I personally run my VMs & video editing on NVMe or SATA SSDs only and my business photo libraries run on slower SAS based Seagate Exos drives in RAID 1. I have an average throughput of about 200MB/s per drive on those compared to 550MB/s on SATA or a max of ~1100MB/s over NVME while being bottlenecked by 10GbE. Let me know if you have any questions!
www.core4solutions.com
Can you please make video how to host your own domain through TrueNAS
Host your own domain? To show services externally? Or are you referring to a AD domain controller on truenas?
If you’re looking at the first one, I’d recommend using Cloudflare DNS, Nextcloud with a SSL cert and then port forwarding 443 or you could go the reverse proxy route as well.
SMB/NFS isn’t supposed to be used externally on the internet.

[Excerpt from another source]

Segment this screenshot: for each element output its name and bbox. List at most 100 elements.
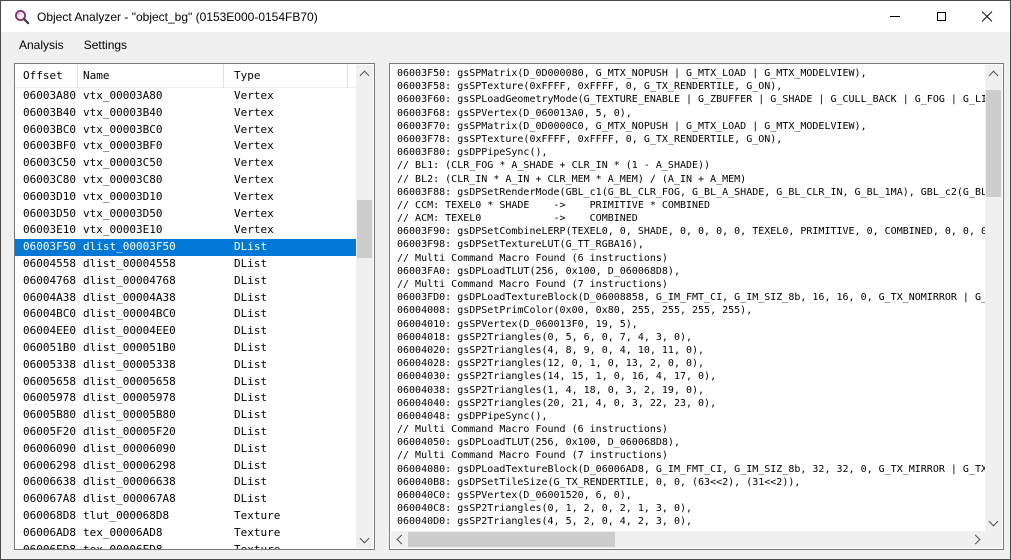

@@johnstech7 Thanks for responding bro, I just wanna host may own domain ,truenas ,I just wanna host a lot of domain ,under my own server
Can you please make video how to host domain from GoDaddy please
Sure, I can look into that.
I’d recommend you’d use a Wireguard VPN (assuming you have a public IP address) instead of having all of your services public facing because of the security risk. Forwarding ports to services is a bad idea especially if they aren’t hardened. I would only forward a VPN or maybe in a blue moon SSH/port 22 through my firewall and that’s it.
Again, SMB & NFS aren’t supposed to be public on the internet.